Click here for ESPN's GameCast of the match. Balotelli's first goal came in the 20th minute as he received a perfect cross from Antonio Cassano. Watch the replay of the goal and you'll see Cassano on the left side of the penalty area. He kicked the ball with his left boot, and the ball was spinning clockwise (as seen from above). There was so much spin on the ball that the Magnus force pushed it left to right (as seen from Cassano's viewpoint). By the time the ball reached Balotelli's head, which was centered about 5 m (5.5 yards) from the goal, the ball had a velocity component toward Balotelli.
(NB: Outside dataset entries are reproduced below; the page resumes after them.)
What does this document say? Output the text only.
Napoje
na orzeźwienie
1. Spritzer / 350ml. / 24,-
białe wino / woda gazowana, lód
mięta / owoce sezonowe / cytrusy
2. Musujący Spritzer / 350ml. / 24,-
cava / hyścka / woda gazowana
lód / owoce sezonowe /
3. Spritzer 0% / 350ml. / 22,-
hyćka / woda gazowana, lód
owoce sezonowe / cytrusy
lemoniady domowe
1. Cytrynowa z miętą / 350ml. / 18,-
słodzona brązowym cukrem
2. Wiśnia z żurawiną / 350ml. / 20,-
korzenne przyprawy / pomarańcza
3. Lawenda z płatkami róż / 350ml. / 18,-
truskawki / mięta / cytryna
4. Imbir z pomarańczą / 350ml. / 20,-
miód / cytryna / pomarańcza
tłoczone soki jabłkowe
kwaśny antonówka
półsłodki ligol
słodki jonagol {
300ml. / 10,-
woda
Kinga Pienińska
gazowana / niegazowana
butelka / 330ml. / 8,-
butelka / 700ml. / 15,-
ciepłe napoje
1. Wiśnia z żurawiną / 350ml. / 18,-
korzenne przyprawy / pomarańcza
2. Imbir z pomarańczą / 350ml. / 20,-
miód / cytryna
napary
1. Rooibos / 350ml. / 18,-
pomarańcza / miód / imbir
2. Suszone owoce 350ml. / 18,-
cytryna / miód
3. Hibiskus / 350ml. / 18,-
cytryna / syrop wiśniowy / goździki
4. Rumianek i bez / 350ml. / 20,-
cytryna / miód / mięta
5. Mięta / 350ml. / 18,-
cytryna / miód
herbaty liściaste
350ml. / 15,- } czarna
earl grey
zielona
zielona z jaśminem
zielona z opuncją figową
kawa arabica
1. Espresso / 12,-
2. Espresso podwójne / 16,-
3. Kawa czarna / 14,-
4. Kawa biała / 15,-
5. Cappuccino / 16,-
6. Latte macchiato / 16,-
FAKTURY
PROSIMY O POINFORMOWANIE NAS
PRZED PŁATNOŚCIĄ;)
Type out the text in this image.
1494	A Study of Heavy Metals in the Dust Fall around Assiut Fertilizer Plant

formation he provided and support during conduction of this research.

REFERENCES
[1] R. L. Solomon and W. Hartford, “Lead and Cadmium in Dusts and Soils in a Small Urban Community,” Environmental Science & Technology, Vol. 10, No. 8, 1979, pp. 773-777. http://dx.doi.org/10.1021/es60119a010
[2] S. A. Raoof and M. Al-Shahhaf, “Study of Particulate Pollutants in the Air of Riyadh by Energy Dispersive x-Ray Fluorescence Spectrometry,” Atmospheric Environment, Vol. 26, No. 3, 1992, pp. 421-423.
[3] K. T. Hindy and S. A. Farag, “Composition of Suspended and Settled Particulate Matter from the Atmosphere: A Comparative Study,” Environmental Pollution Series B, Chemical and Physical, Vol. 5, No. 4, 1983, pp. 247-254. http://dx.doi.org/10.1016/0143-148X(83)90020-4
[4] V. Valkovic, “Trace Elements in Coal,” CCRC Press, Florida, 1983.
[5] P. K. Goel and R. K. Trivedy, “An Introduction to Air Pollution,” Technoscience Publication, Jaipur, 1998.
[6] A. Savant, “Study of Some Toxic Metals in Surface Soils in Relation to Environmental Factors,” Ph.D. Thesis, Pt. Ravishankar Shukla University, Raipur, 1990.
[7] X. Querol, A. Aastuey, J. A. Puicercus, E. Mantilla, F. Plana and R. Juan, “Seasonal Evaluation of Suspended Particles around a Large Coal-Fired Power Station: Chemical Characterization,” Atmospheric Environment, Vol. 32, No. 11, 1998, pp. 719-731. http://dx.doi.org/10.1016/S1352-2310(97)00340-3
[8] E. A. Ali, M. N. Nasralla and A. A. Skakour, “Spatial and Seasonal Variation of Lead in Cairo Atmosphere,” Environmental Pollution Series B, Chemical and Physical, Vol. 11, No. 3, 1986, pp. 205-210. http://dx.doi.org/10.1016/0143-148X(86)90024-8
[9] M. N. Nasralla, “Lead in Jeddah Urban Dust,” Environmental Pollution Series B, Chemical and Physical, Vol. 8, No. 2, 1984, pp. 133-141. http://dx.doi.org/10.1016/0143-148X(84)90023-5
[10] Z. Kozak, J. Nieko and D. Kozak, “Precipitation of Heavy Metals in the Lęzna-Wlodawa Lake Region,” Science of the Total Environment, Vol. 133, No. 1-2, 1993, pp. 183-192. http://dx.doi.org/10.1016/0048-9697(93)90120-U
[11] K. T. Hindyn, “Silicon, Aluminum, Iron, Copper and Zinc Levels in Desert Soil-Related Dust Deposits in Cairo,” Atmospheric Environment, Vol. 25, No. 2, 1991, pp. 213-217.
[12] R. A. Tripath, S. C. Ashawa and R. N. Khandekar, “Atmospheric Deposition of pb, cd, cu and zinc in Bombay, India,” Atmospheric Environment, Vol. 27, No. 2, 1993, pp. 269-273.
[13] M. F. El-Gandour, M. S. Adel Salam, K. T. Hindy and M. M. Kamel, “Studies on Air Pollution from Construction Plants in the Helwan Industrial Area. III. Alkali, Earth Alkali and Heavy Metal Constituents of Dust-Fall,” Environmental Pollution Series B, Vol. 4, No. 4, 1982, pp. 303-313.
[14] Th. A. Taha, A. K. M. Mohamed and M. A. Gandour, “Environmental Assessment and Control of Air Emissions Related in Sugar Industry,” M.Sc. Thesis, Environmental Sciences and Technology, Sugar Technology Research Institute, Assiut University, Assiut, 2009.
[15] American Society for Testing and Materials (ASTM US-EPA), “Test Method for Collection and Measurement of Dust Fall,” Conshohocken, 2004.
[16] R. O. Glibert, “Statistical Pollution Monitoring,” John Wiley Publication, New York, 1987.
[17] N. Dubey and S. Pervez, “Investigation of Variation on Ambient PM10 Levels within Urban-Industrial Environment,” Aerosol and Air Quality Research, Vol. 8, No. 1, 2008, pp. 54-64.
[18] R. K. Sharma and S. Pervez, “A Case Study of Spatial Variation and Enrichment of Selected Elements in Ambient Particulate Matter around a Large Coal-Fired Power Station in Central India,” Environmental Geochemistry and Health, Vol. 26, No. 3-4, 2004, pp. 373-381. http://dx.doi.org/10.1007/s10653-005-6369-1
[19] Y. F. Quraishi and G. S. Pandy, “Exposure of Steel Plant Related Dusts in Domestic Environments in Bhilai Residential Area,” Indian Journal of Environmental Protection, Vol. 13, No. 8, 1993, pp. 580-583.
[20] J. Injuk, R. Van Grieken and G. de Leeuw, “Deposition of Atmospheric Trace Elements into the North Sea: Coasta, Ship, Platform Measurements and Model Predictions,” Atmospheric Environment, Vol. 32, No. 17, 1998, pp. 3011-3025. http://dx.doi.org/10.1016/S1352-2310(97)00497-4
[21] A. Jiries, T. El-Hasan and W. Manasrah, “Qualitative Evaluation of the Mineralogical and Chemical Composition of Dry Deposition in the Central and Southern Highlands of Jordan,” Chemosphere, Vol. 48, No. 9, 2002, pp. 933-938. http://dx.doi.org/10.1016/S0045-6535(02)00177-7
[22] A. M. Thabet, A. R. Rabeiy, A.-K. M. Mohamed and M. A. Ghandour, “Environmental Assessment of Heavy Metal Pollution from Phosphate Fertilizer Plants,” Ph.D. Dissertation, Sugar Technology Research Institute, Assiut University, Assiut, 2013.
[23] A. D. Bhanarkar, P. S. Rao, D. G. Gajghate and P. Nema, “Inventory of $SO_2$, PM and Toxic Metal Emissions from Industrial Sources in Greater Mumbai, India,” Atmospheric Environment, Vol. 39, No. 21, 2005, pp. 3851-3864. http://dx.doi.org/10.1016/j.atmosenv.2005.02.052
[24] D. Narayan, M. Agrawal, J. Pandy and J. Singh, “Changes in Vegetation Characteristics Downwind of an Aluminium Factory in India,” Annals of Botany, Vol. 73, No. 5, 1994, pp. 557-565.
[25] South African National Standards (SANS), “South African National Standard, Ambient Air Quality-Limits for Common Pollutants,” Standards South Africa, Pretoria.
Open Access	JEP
It was the perfect cross into the box and Balotelli nailed it.
Balotelli's second goal came in the 36th minute as the German defense let him slip through for a shot at the goal about 16.5 m (18 yards) out. This goal was pure power. Click on the image below for a larger view of the trajectory of Balotelli's goal.
The red curve shows the actual trajectory; the blue curve shows what the trajectory would have looked like had there been no spin on the ball. Balotelli smashed the ball with his right boot with a right-to-left motion as he drove his foot into the ball. That gave the ball a clockwise (as seen from above) rotation that caused the ball to veer toward the upper right corner of the goal. Balotelli thus kicked a "screwball" in the baseball sense (click here for my post from six days ago on that topic).
I estimate that Balotelli's shot took about 0.544 seconds (after averaging several viewings of the goal) to reach the goal plane. The ball's initial speed was 32.7 m/s (73.1 mph). Couple that enormous speed with a screwball effect and Manuel Neuer, Germany's goal keeper, had no chance whatsoever to prevent the goal. All Neuer could do was what the rest of us did -- watch with awe the power and beauty of Mario Balotelli's game-winning shot.